Tegen vier uur in de ochtend werden wakker van het oorverdovende lawaai van een enorme sneeuwschuiver die vlak langs de bus denderde. De storm was inmiddels gaan liggen maar had ondertussen die nacht de temperatuur in de bus nog wel even naar een frisse 12 graden onder nul laten zakken. De bifi worstjes hadden, gezien de onaangename lucht in onze slaapruimte, hun werk die nacht gedaan dus hoog tijd om ons naar de cockpit te verplaatsen en onze reis voort te zetten. Tegen de middag passeerden we de Finse grens en reden richting Rovaniemi, waar we het wereldberoemde Santapark van de kerstman te bezochten en op 66.30 graden noorderbreedte de poolcirkel passeerden. Inmiddels in de toendra van Lapland werd de afstand tussen de bewoonde gebieden steeds groter en de dorpen die we nog tegenkwamen steeds kleiner. Bij het plaatsje Inari, in het noorden van Finland, besloten we één nacht de afspraak, om in de bus te overnachten, te vergeten. We waren inmiddels vijf dagen onderweg, hadden slecht geslapen, slecht gegeten en begonnen ondertussen ook al aardig uit ons thermo-ondergoed te rieken. Een warme douche, een warme maaltijd en een warm bed waren op dit moment geen overbodige luxe. We besloten dit verder niemand te vertellen, om zo onze reputatie als echte avonturiers hoog te houden. Lang bleef ons moment van zwakte echter niet geheim want de volgende ochtend werden we tijdens het ontbijt door twee dames van middelbare leeftijd in de gaten gehouden. Na wat gefluister en schaapachtige blikken richting onze tafel stond één van de dames op en liep naar ons toe.
‘Zijn jullie die jongens van de Noorkááp?’ vroeg ze met een zwaar Gronings accent.
Vol verbazing keken we elkaar aan. Ik stopte onmiddelijk met kauwen want door het harde knäckebröd had ik het misschien niet goed verstaan.
‘Wij koom’ ook uit Groningn!’ zei ze lachend.
Had ik het toch goed verstaan!
Hoe was het mogelijk dat wij meer dan 2700 kilometer van huis, midden in Lapland aangesproken werden door een dame uit Groningen, die ook nog wist te vertellen dat we onderweg naar de Noordkaap waren.
‘Wij koom’ uit Loppersum en hebm’ jullie vorige maand in kráánt zien staan!’ riep ze luid, waarbij ze in haar enthousiasme onze tafel met spraakvocht zegende.
Terwijl Smiley onopvallend de rest van zijn ontbijt buiten sproeiafstand van de vrouw probeerde te schuiven, kakelde ze verder: ‘We zaagn jullie bus gistern al op parkeerplaats maar daarnet herkende ik jullie ook van foto in kráánt?’
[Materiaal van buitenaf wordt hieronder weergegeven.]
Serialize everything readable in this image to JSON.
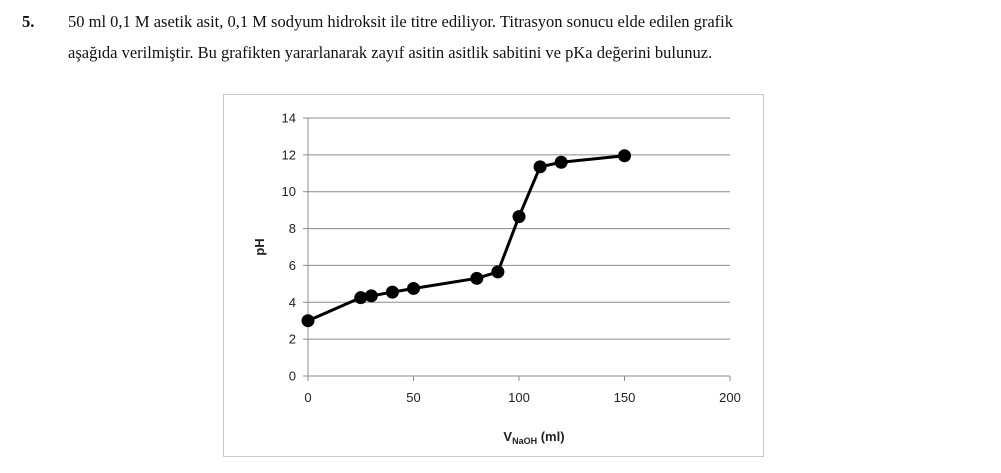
{
  "question": {
    "number": "5.",
    "line1": "50 ml 0,1 M asetik asit, 0,1 M sodyum hidroksit ile titre ediliyor. Titrasyon sonucu elde edilen grafik",
    "line2": "aşağıda verilmiştir. Bu grafikten yararlanarak zayıf asitin asitlik sabitini ve pKa değerini bulunuz."
  },
  "chart_data": {
    "type": "line",
    "title": "",
    "xlabel_main": "V",
    "xlabel_sub": "NaOH",
    "xlabel_suffix": " (ml)",
    "ylabel": "pH",
    "xlim": [
      0,
      200
    ],
    "ylim": [
      0,
      14
    ],
    "xticks": [
      0,
      50,
      100,
      150,
      200
    ],
    "yticks": [
      0,
      2,
      4,
      6,
      8,
      10,
      12,
      14
    ],
    "grid": "horizontal",
    "legend": "none",
    "series": [
      {
        "x": [
          0,
          25,
          30,
          40,
          50,
          80,
          90,
          100,
          110,
          120,
          150
        ],
        "y": [
          3.0,
          4.25,
          4.35,
          4.55,
          4.75,
          5.3,
          5.65,
          8.65,
          11.35,
          11.6,
          11.95
        ]
      }
    ],
    "line_color": "#000000",
    "grid_color": "#8c8c8c"
  }
}
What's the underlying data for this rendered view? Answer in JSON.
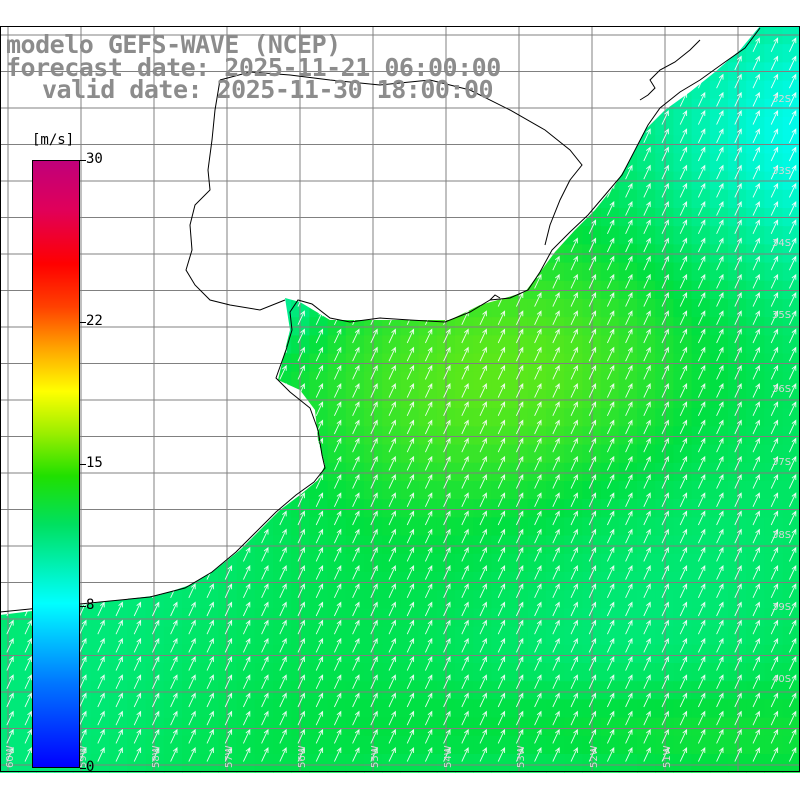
{
  "title": {
    "model": "modelo GEFS-WAVE (NCEP)",
    "forecast": "forecast date: 2025-11-21 06:00:00",
    "valid": "valid date: 2025-11-30 18:00:00"
  },
  "colorbar": {
    "unit": "[m/s]",
    "min": 0,
    "max": 30,
    "ticks": [
      {
        "value": 30,
        "label": "30"
      },
      {
        "value": 22,
        "label": "22"
      },
      {
        "value": 15,
        "label": "15"
      },
      {
        "value": 8,
        "label": "8"
      },
      {
        "value": 0,
        "label": "0"
      }
    ],
    "stops": [
      {
        "value": 0,
        "color": "#0000ff"
      },
      {
        "value": 8,
        "color": "#00ffff"
      },
      {
        "value": 12,
        "color": "#00e040"
      },
      {
        "value": 15,
        "color": "#9aee00"
      },
      {
        "value": 18,
        "color": "#ffff00"
      },
      {
        "value": 22,
        "color": "#ff6000"
      },
      {
        "value": 25,
        "color": "#ff0000"
      },
      {
        "value": 30,
        "color": "#c0007a"
      }
    ]
  },
  "colors": {
    "land": "#ffffff",
    "coast": "#000000",
    "grid": "#808080",
    "arrow": "#ffffff",
    "title": "#8c8c8c"
  },
  "map": {
    "lon_range": [
      -60,
      -48
    ],
    "lat_range": [
      -40,
      -30
    ],
    "lat_labels": [
      "32S",
      "33S",
      "34S",
      "35S",
      "36S",
      "37S",
      "38S",
      "39S",
      "40S"
    ],
    "lon_labels": [
      "60W",
      "59W",
      "58W",
      "57W",
      "56W",
      "55W",
      "54W",
      "53W",
      "52W",
      "51W"
    ],
    "wind_direction": "toward NNE",
    "speed_field": "mostly 9-15 m/s; cyan 8-10 m/s near the northeast coast; yellow-green 13-15 m/s in central band"
  }
}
Nou ben ik niet snel op mijn mondje gevallen maar dit was zo bizar dat ik de dame lange tijd sprakeloos aan zat te gapen. Ik was eerlijk gezegd zo verbaasd dat ik me de rest van het gesprek tot op de dag van vandaag niet meer kan herinneren.
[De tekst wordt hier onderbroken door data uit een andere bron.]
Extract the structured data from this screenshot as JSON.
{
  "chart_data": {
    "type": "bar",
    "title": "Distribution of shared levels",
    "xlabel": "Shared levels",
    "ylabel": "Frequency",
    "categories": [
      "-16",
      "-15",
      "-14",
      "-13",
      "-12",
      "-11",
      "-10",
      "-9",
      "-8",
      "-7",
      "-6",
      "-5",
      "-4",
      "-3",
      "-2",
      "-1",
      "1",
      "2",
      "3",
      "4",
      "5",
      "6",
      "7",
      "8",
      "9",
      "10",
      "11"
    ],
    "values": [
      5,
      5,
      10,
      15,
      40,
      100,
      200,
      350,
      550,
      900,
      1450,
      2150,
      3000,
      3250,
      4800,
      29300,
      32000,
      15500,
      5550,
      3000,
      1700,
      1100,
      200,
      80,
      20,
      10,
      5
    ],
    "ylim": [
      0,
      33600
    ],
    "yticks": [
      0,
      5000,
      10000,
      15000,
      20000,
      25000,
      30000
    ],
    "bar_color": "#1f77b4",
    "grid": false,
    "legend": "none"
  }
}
Met nog ruim 400 kilometer voor de boeg lieten we Inari en daarmee ook de bewoonde wereld achter ons en reden de wildernis van Lapland in. De enorme ijs- en sneeuwvlaktes leken eindeloos en we voelden ons al gauw alleen op de wereld. De schemer zette al vroeg in en toen ik mijn mobieltje pakte om te kijken hoe laat het was, zag ik dat we inmiddels zo ver van de bewoonde wereld waren dat er zelfs geen gsm signaal meer was. Terwijl het ijs onder onze winterbanden kraakte, gaf de thermometer op het dashboard een buitentemperatuur van -28 aan. Na bijna twee uur rijden, zonder enig teken van ander leven, zette Smiley de bus aan de kant en stopte de motor. Dit moesten we echt voelen, echt horen en in alle rust beleven. We liepen de ijzige kou in en keken over de uitgestrekte witte vlakte. In absolute stilte, waarbij de enige geluiden onze eigen hartslag en ademhaling waren, lieten we dit overweldigende moment over ons heen komen. Een eindeloze lege wildernis van ijs en sneeuw, ver weg van de bewoonde wereld.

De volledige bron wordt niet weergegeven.